Let’s move onto something interesting, like mortgage rates. 30-yr rates are back near 5%, depending on if the borrowers wants to pony up some discount points. But most economists feel that rates are not going to go much lower, or, if they do, it will be because the economy is in bad shape. So be careful what you wish for. In last week’s announcement the Fed made it clear that they would likely keep rates low until the economy starts to pick up some steam. And for now, credit, housing, and unemployment are still major issues – but they won’t always be. Not to sound grim here, but many borrowers who can refinance already have, the autumn and winter are not traditionally strong times for real estate transactions, and some companies are talking about lay-offs again. So until we see some loosening in credit and underwriting guidelines, or a pick-up in home equity…

This week we will see quite a bit of economic news that may end up moving rates. We start with today – where there is no news. The yield on the 10-yr is down to 3.33%, and mortgage prices are a shade better. Tomorrow, however, we have Consumer Confidence and the S&P/Case-Shiller Price Index. On Wednesday we have the Chicago Purchasing Manager’s Index, and on Thursday Jobless Claims, Pending Home Sales, the ISM number, and the Treasury’s announcement of next week’s auctions. On Friday we will have the Unemployment Data, always sure to grab headlines. Estimates are running around a loss to Nonfarm Payroll of about 200k, with the Unemployment Rate going from 9.7% to 9.9%. And for good measure this week we’ll also see Personal Income & Consumption, Final GDP, Construction Spending, and Factory Orders.

A nun, badly needing to use the restroom, walked into a local Hooters. The place was hopping with music and loud conversation, and every once in a while the lights would turn off. Each time the lights would go out, the place would erupt into cheers. However, when the revelers saw the nun, the room went dead silent.
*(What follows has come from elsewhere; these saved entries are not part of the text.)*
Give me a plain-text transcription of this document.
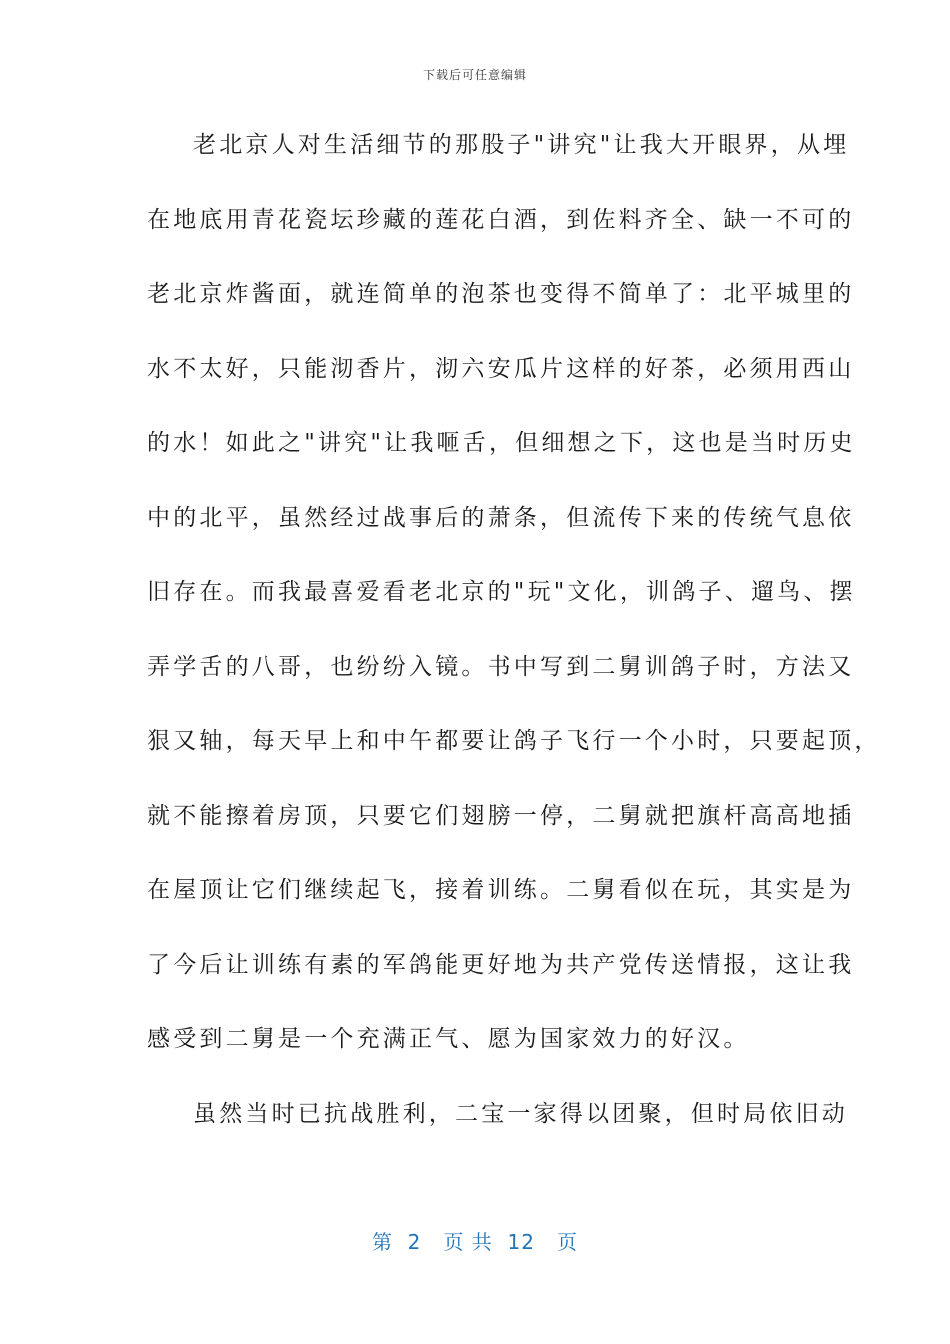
下载后可任意编辑
老北京人对生活细节的那股子"讲究"让我大开眼界，从埋
在地底用青花瓷坛珍藏的莲花白酒，到佐料齐全、缺一不可的
老北京炸酱面，就连简单的泡茶也变得不简单了：北平城里的
水不太好，只能沏香片，沏六安瓜片这样的好茶，必须用西山
的水！如此之"讲究"让我咂舌，但细想之下，这也是当时历史
中的北平，虽然经过战事后的萧条，但流传下来的传统气息依
旧存在。而我最喜爱看老北京的"玩"文化，训鸽子、遛鸟、摆
弄学舌的八哥，也纷纷入镜。书中写到二舅训鸽子时，方法又
狠又轴，每天早上和中午都要让鸽子飞行一个小时，只要起顶，
就不能擦着房顶，只要它们翅膀一停，二舅就把旗杆高高地插
在屋顶让它们继续起飞，接着训练。二舅看似在玩，其实是为
了今后让训练有素的军鸽能更好地为共产党传送情报，这让我
感受到二舅是一个充满正气、愿为国家效力的好汉。
虽然当时已抗战胜利，二宝一家得以团聚，但时局依旧动
第  2   页 共  12   页
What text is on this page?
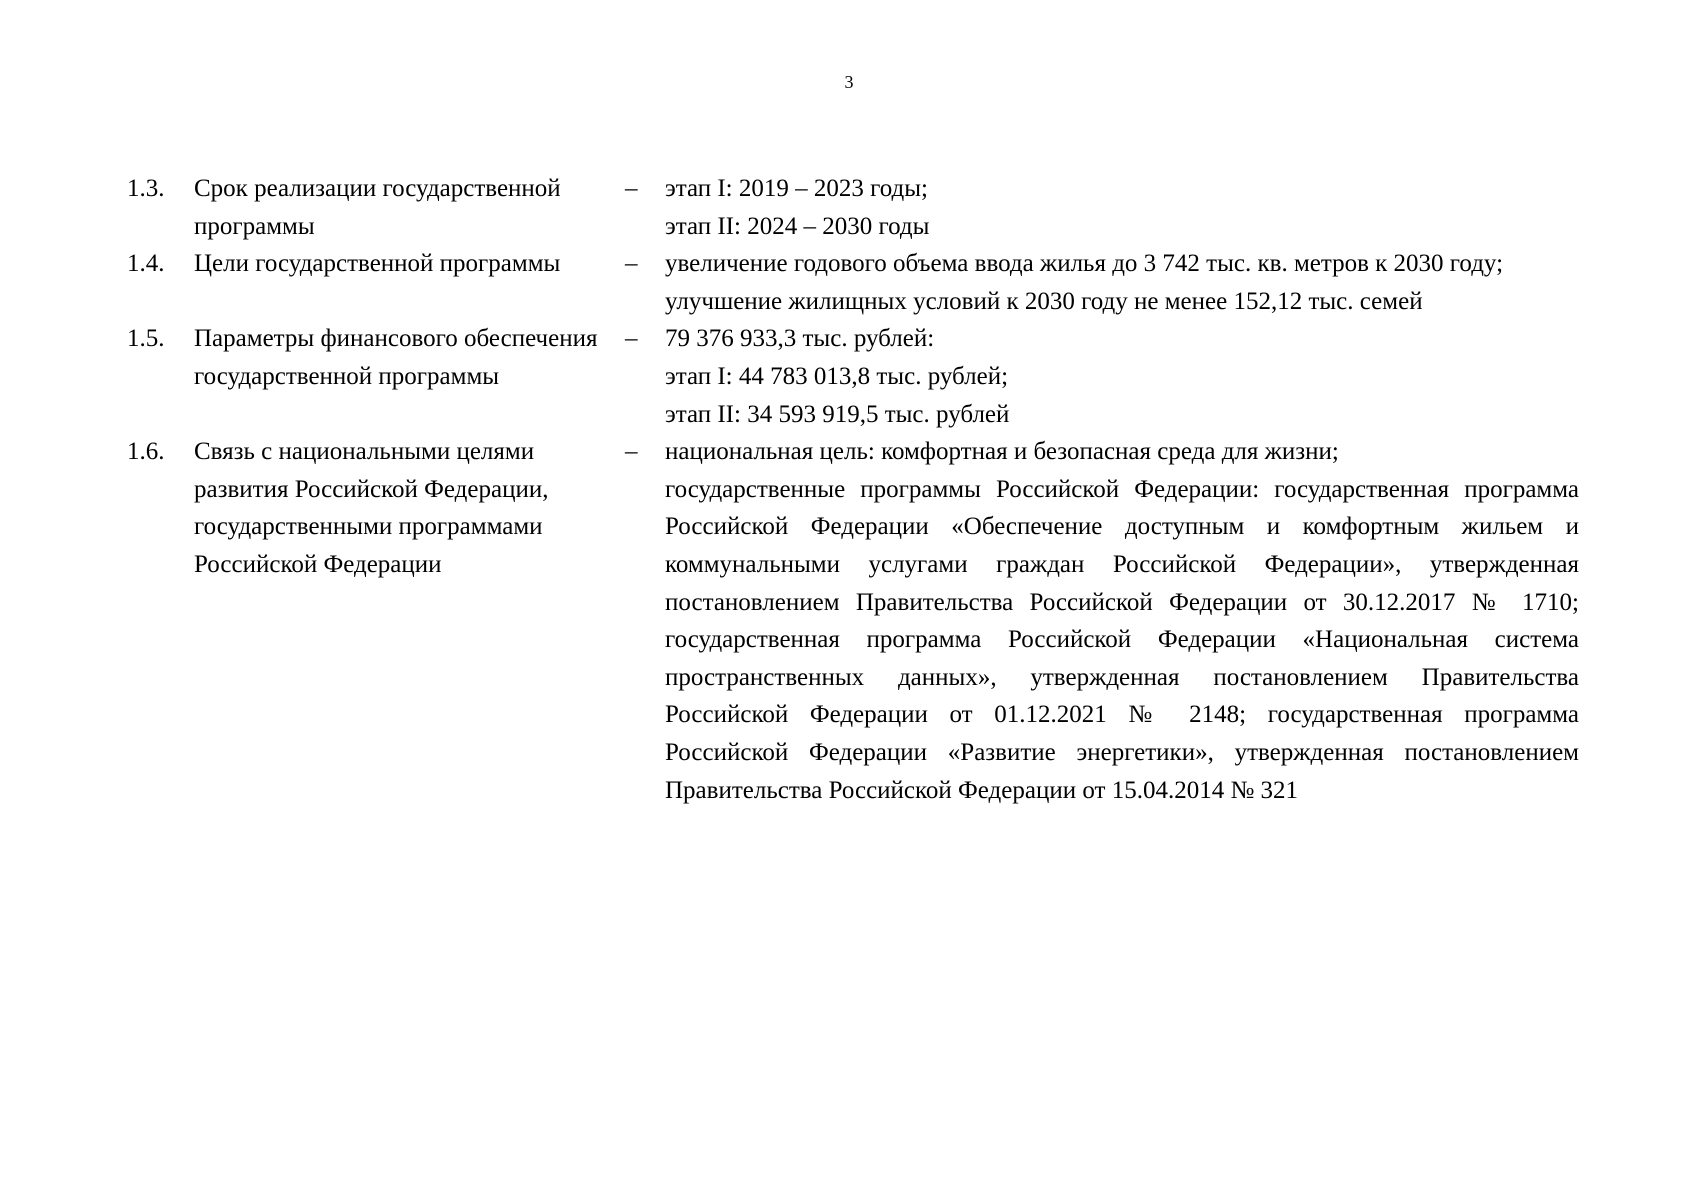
3
1.3.	Срок реализации государственной программы	–	этап I: 2019 – 2023 годы;

этап II: 2024 – 2030 годы

1.4.	Цели государственной программы	–	увеличение годового объема ввода жилья до 3 742 тыс. кв. метров к 2030 году;

улучшение жилищных условий к 2030 году не менее 152,12 тыс. семей

1.5.	Параметры финансового обеспечения государственной программы	–	79 376 933,3 тыс. рублей:

этап I: 44 783 013,8 тыс. рублей;

этап II: 34 593 919,5 тыс. рублей

1.6.	Связь с национальными целями развития Российской Федерации, государственными программами Российской Федерации	–	национальная цель: комфортная и безопасная среда для жизни;

государственные программы Российской Федерации: государственная программа Российской Федерации «Обеспечение доступным и комфортным жильем и коммунальными услугами граждан Российской Федерации», утвержденная постановлением Правительства Российской Федерации от 30.12.2017 № 1710; государственная программа Российской Федерации «Национальная система пространственных данных», утвержденная постановлением Правительства Российской Федерации от 01.12.2021 № 2148; государственная программа Российской Федерации «Развитие энергетики», утвержденная постановлением Правительства Российской Федерации от 15.04.2014 № 321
She walked up to the bartender, and asked, "May I please use the restroom?"
The bartender replied, "OK, but I should warn you that there is a statue of a naked man in there wearing only a fig leaf."
"Well, in that case I'll just look the other way," said the nun.
So the bartender showed the nun to the back of the restaurant. After a few minutes, she came back out, and the whole place stopped just long enough to give the nun a loud round of applause.
She went to the bartender and said, "Sir, I don't understand. Why did they applaud for me just because I went to the restroom?"
"Well, now they know you're one of us," said the bartender. "Would you like a drink?"
"But, I still don't understand," said the puzzled nun.
"You see," laughed the bartender, "every time someone lifts the fig leaf on that statue, the lights go out."